Benefit from Effectivity If you are a solution provider and sell time, people or effort, then an increased effectiveness of your development effort might not be terribly useful. If you sell products and want to release on a shorter cycle, or if you develop systems internally and want to accelerate your business agility, a DSL might be a great investment

A Degree of Sameness Like a framework or a library, a DSL embodies a set of abstractions that you use all the time in your work: if each of your products or projects is in a different domain, it is harder to justify the development of a language for that domain — and you might also not have the deep experience. In contrast, if you develop digital therapeutics apps, satellites or payroll software all the time, then investing into making this more efficient is great!

The Development Organization

Finally, I have some thoughts regarding the development organization that might develop and/or use the DSL.

Technical Maturity Developing a DSL (and using it at the same time) requires a certain maturity in your internal development process: you’ll have to manage the requirements for the language, develop it incrementally, ensure quality and regularly release it to your users. If you and your teams struggle with build automation or unit testing, developing a DSL might be a jump too far. On the other hand, if you have done plaform- or framework-based development in the past, a DSL is a logical next step.

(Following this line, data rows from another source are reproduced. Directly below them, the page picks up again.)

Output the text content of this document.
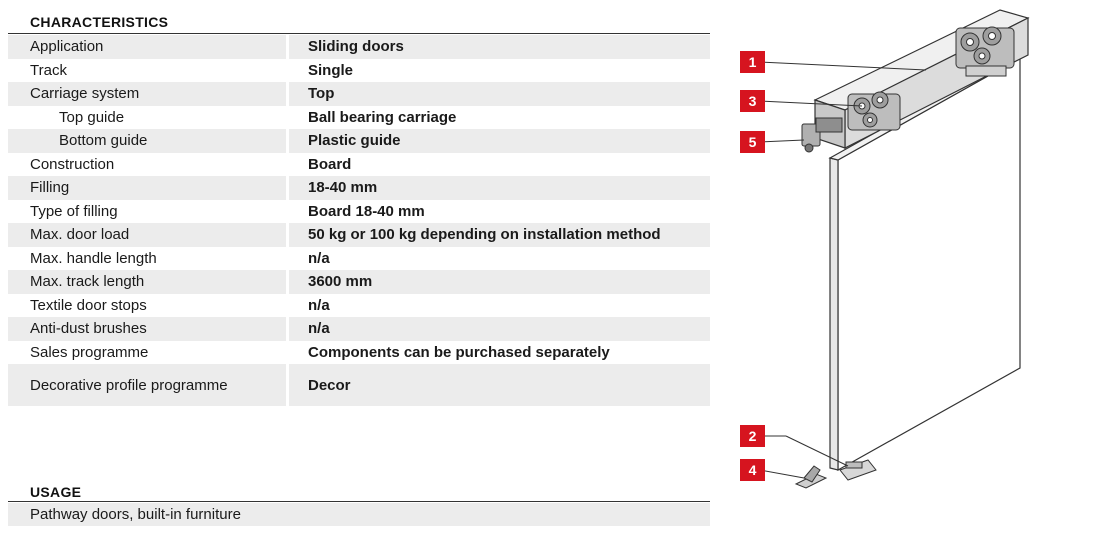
CHARACTERISTICS
Application		Sliding doors
Track		Single
Carriage system		Top
Top guide		Ball bearing carriage
Bottom guide		Plastic guide
Construction		Board
Filling		18-40 mm
Type of filling		Board 18-40 mm
Max. door load		50 kg or 100 kg depending on installation method
Max. handle length		n/a
Max. track length		3600 mm
Textile door stops		n/a
Anti-dust brushes		n/a
Sales programme		Components can be purchased separately
Decorative profile programme		Decor
USAGE
Pathway doors, built-in furniture
1
3
5
2
4
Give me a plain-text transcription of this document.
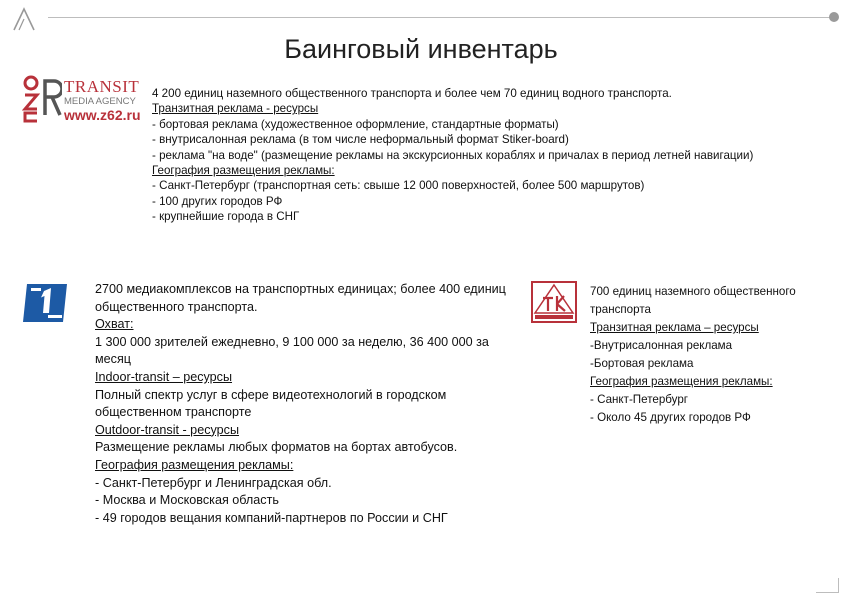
Баинговый инвентарь
TRANSIT
MEDIA AGENCY
www.z62.ru
4 200 единиц наземного общественного транспорта и более чем 70 единиц водного транспорта.
Транзитная реклама - ресурсы
- бортовая реклама (художественное оформление, стандартные форматы)
- внутрисалонная реклама (в том числе неформальный формат Stiker-board)
- реклама "на воде" (размещение рекламы на экскурсионных кораблях и причалах в период летней навигации)
География размещения рекламы:
- Санкт-Петербург (транспортная сеть: свыше 12 000 поверхностей, более 500 маршрутов)
- 100 других городов РФ
- крупнейшие города в СНГ
2700 медиакомплексов на транспортных единицах; более 400 единиц общественного транспорта.
Охват:
1 300 000 зрителей ежедневно, 9 100 000 за неделю, 36 400 000 за месяц
Indoor-transit – ресурсы
Полный спектр услуг в сфере видеотехнологий в городском общественном транспорте
Outdoor-transit - ресурсы
Размещение рекламы любых форматов на бортах автобусов.
География размещения рекламы:
- Санкт-Петербург и Ленинградская обл.
- Москва и Московская область
- 49 городов вещания компаний-партнеров по России и СНГ
700 единиц наземного общественного транспорта
Транзитная реклама – ресурсы
-Внутрисалонная реклама
-Бортовая реклама
География размещения рекламы:
- Санкт-Петербург
- Около 45 других городов РФ
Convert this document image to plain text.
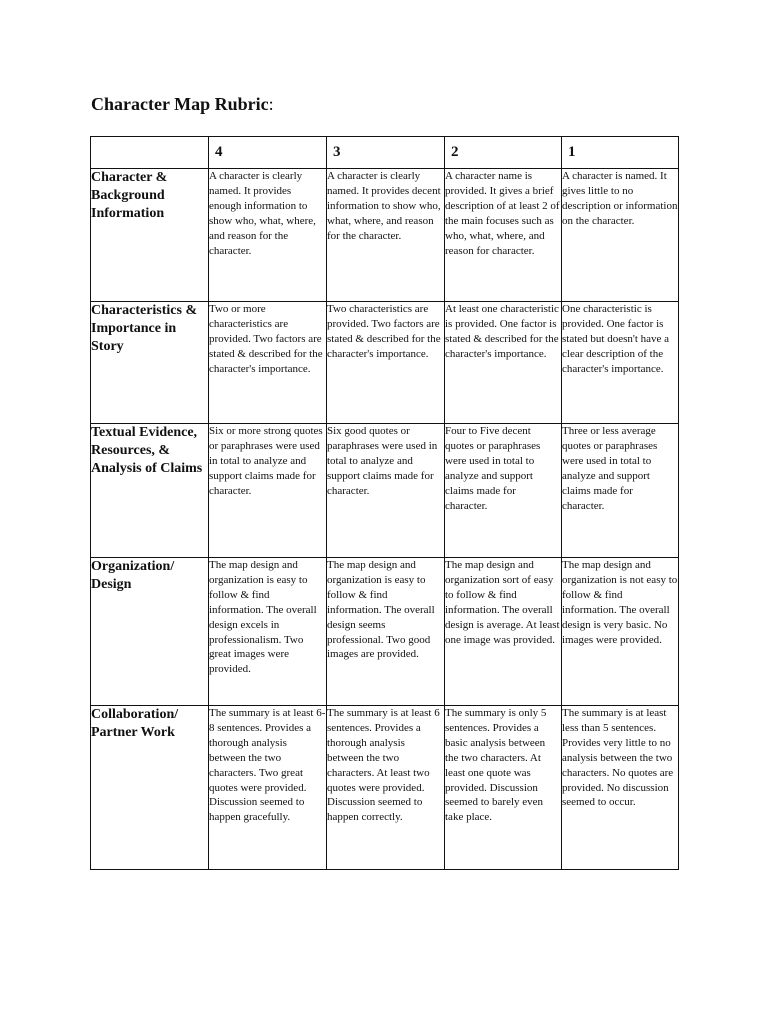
Character Map Rubric:
	4	3	2	1
Character & Background Information	A character is clearly named. It provides enough information to show who, what, where, and reason for the character.	A character is clearly named. It provides decent information to show who, what, where, and reason for the character.	A character name is provided. It gives a brief description of at least 2 of the main focuses such as who, what, where, and reason for character.	A character is named. It gives little to no description or information on the character.
Characteristics & Importance in Story	Two or more characteristics are provided. Two factors are stated & described for the character's importance.	Two characteristics are provided. Two factors are stated & described for the character's importance.	At least one characteristic is provided. One factor is stated & described for the character's importance.	One characteristic is provided. One factor is stated but doesn't have a clear description of the character's importance.
Textual Evidence, Resources, & Analysis of Claims	Six or more strong quotes or paraphrases were used in total to analyze and support claims made for character.	Six good quotes or paraphrases were used in total to analyze and support claims made for character.	Four to Five decent quotes or paraphrases were used in total to analyze and support claims made for character.	Three or less average quotes or paraphrases were used in total to analyze and support claims made for character.
Organization/ Design	The map design and organization is easy to follow & find information. The overall design excels in professionalism. Two great images were provided.	The map design and organization is easy to follow & find information. The overall design seems professional. Two good images are provided.	The map design and organization sort of easy to follow & find information. The overall design is average. At least one image was provided.	The map design and organization is not easy to follow & find information. The overall design is very basic. No images were provided.
Collaboration/ Partner Work	The summary is at least 6-8 sentences. Provides a thorough analysis between the two characters. Two great quotes were provided. Discussion seemed to happen gracefully.	The summary is at least 6 sentences. Provides a thorough analysis between the two characters. At least two quotes were provided. Discussion seemed to happen correctly.	The summary is only 5 sentences. Provides a basic analysis between the two characters. At least one quote was provided. Discussion seemed to barely even take place.	The summary is at least less than 5 sentences. Provides very little to no analysis between the two characters. No quotes are provided. No discussion seemed to occur.
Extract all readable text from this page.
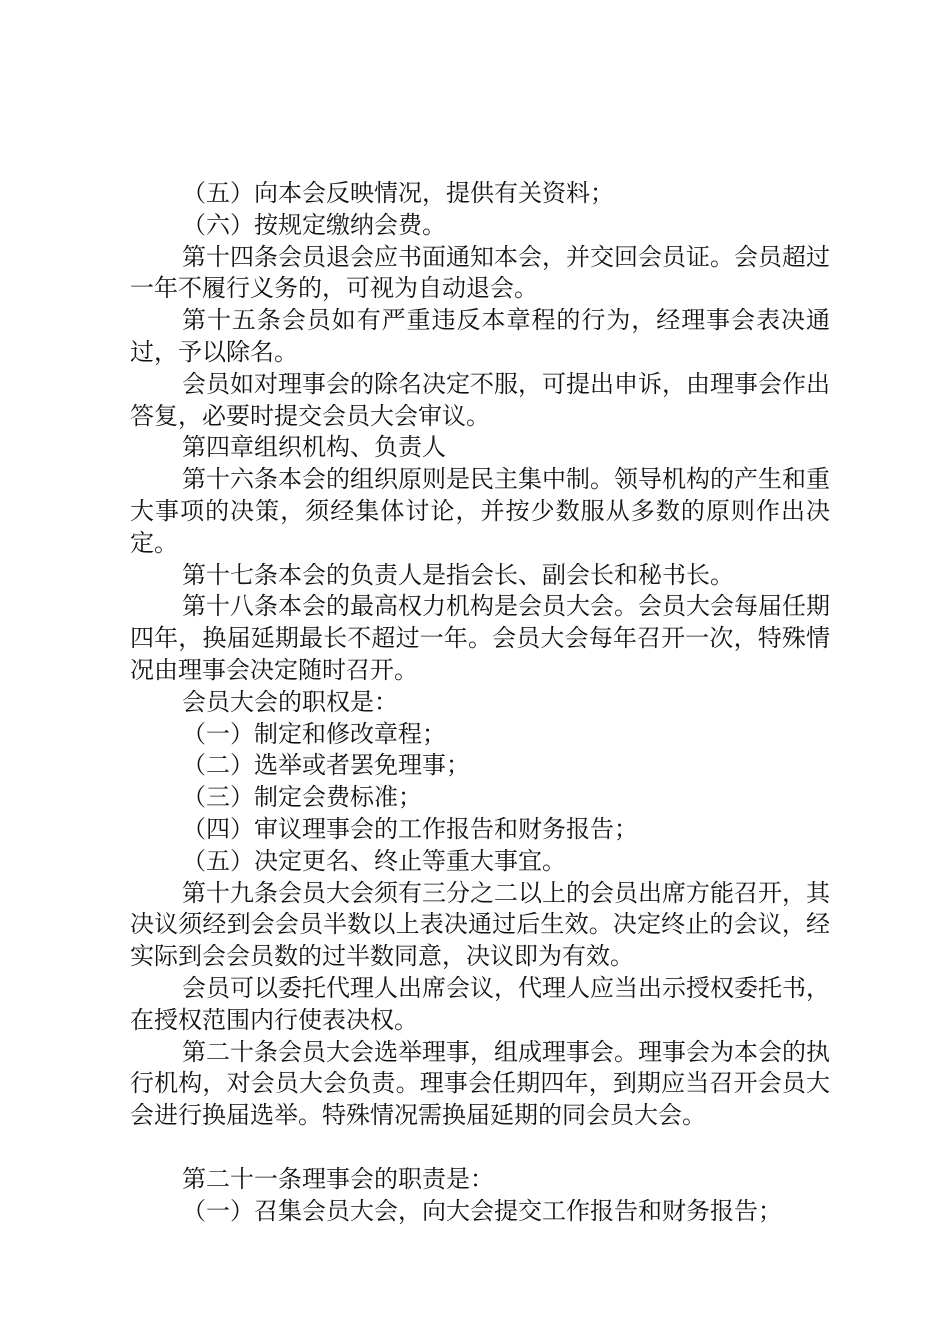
（五）向本会反映情况，提供有关资料；

（六）按规定缴纳会费。

第十四条会员退会应书面通知本会，并交回会员证。会员超过一年不履行义务的，可视为自动退会。

第十五条会员如有严重违反本章程的行为，经理事会表决通过，予以除名。

会员如对理事会的除名决定不服，可提出申诉，由理事会作出答复，必要时提交会员大会审议。

第四章组织机构、负责人

第十六条本会的组织原则是民主集中制。领导机构的产生和重大事项的决策，须经集体讨论，并按少数服从多数的原则作出决定。

第十七条本会的负责人是指会长、副会长和秘书长。

第十八条本会的最高权力机构是会员大会。会员大会每届任期四年，换届延期最长不超过一年。会员大会每年召开一次，特殊情况由理事会决定随时召开。

会员大会的职权是：

（一）制定和修改章程；

（二）选举或者罢免理事；

（三）制定会费标准；

（四）审议理事会的工作报告和财务报告；

（五）决定更名、终止等重大事宜。

第十九条会员大会须有三分之二以上的会员出席方能召开，其决议须经到会会员半数以上表决通过后生效。决定终止的会议，经实际到会会员数的过半数同意，决议即为有效。

会员可以委托代理人出席会议，代理人应当出示授权委托书，在授权范围内行使表决权。

第二十条会员大会选举理事，组成理事会。理事会为本会的执行机构，对会员大会负责。理事会任期四年，到期应当召开会员大会进行换届选举。特殊情况需换届延期的同会员大会。

第二十一条理事会的职责是：

（一）召集会员大会，向大会提交工作报告和财务报告；
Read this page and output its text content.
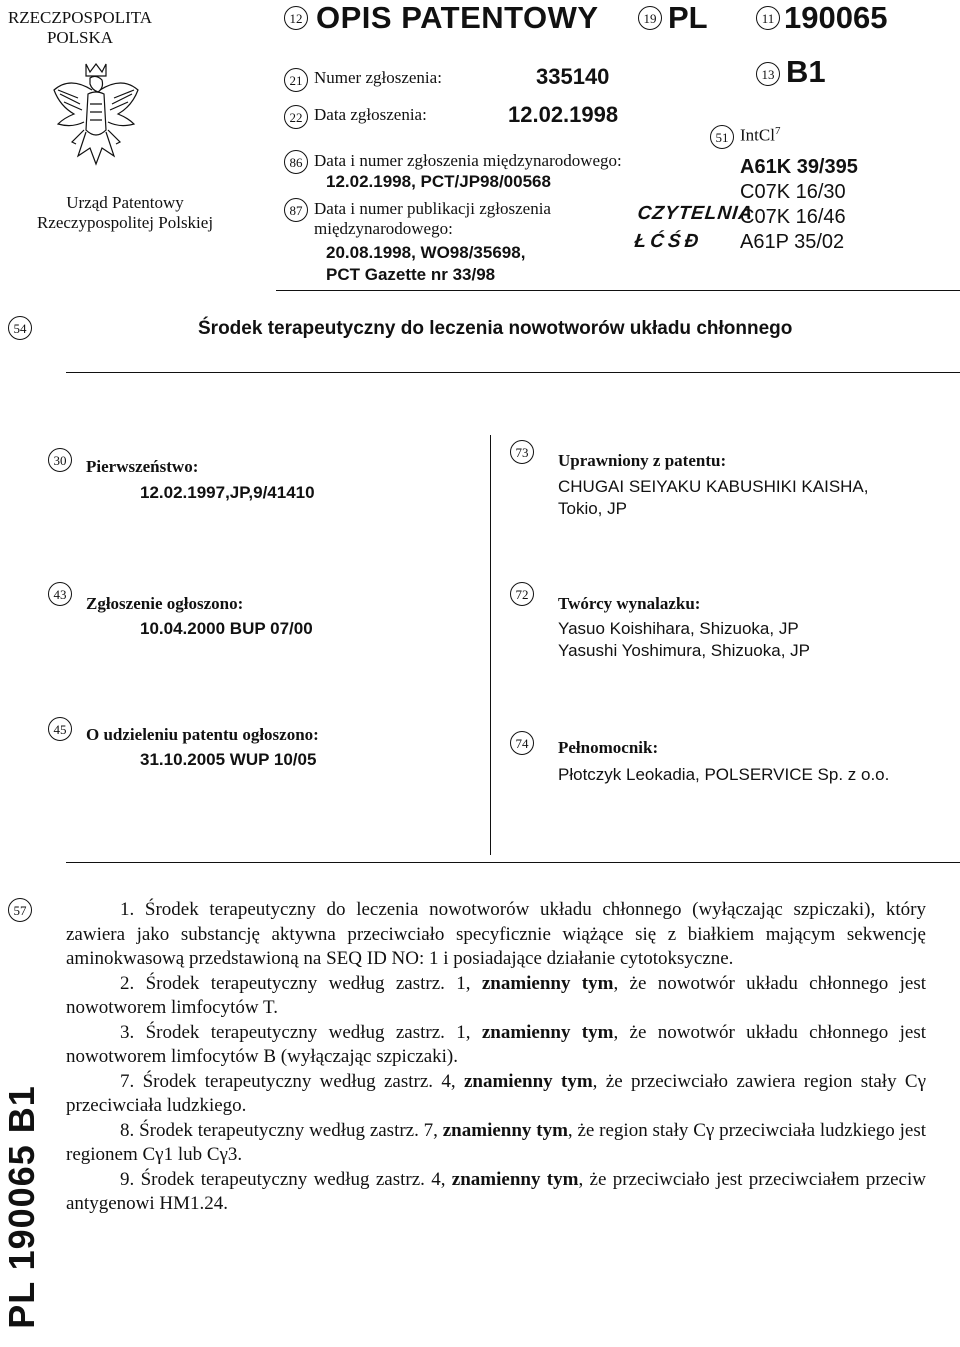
RZECZPOSPOLITA
POLSKA
Urząd Patentowy
Rzeczypospolitej Polskiej
12 OPIS PATENTOWY	19 PL	11 190065
21 Numer zgłoszenia:	335140	13 B1
22 Data zgłoszenia:	12.02.1998
86 Data i numer zgłoszenia międzynarodowego:
12.02.1998, PCT/JP98/00568
87 Data i numer publikacji zgłoszenia
międzynarodowego:
20.08.1998, WO98/35698,
PCT Gazette nr 33/98
CZYTELNIA
ŁĆŚĐ
51 IntCl$^7$
A61K 39/395
C07K 16/30
C07K 16/46
A61P 35/02
54	Środek terapeutyczny do leczenia nowotworów układu chłonnego
30	Pierwszeństwo:
12.02.1997,JP,9/41410
73	Uprawniony z patentu:
CHUGAI SEIYAKU KABUSHIKI KAISHA,
Tokio, JP
43	Zgłoszenie ogłoszono:
10.04.2000 BUP 07/00
72	Twórcy wynalazku:
Yasuo Koishihara, Shizuoka, JP
Yasushi Yoshimura, Shizuoka, JP
45	O udzieleniu patentu ogłoszono:
31.10.2005 WUP 10/05
74	Pełnomocnik:
Płotczyk Leokadia, POLSERVICE Sp. z o.o.
57	1. Środek terapeutyczny do leczenia nowotworów układu chłonnego (wyłączając szpiczaki), który zawiera jako substancję aktywna przeciwciało specyficznie wiążące się z białkiem mającym sekwencję aminokwasową przedstawioną na SEQ ID NO: 1 i posiadające działanie cytotoksyczne.

2. Środek terapeutyczny według zastrz. 1, znamienny tym, że nowotwór układu chłonnego jest nowotworem limfocytów T.

3. Środek terapeutyczny według zastrz. 1, znamienny tym, że nowotwór układu chłonnego jest nowotworem limfocytów B (wyłączając szpiczaki).

7. Środek terapeutyczny według zastrz. 4, znamienny tym, że przeciwciało zawiera region stały Cγ przeciwciała ludzkiego.

8. Środek terapeutyczny według zastrz. 7, znamienny tym, że region stały Cγ przeciwciała ludzkiego jest regionem Cγ1 lub Cγ3.

9. Środek terapeutyczny według zastrz. 4, znamienny tym, że przeciwciało jest przeciwciałem przeciw antygenowi HM1.24.

PL 190065 B1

Willingness and Ability to Change A DSL moves the “threshold of formlization” earlier in the development process. This is likely a significant change in the process. It requires people to change, to learn new skills and to go through some temporary period of reduced productivity as they learn the new approach. The technical developers have to learn how to develop languages and gnerators, both skills that are not too widespread. Everybody needs to be on board to harvest the benefits of the approach.

Final Thoughts

All of these considerations are based on what’s on the decade of language development many with customers and various domains. Which of these criteria, do you think, are the hardest to meet in practice? The domain is usually not a problem. Most domains I have come across can benefit from DSLs. Not all of course. The biggest problem is usually (1) the medium term outlook, where companies are not willing to make an investment, and (2) the willingness and ability to change, where management wants to make the investment, but the organization resists.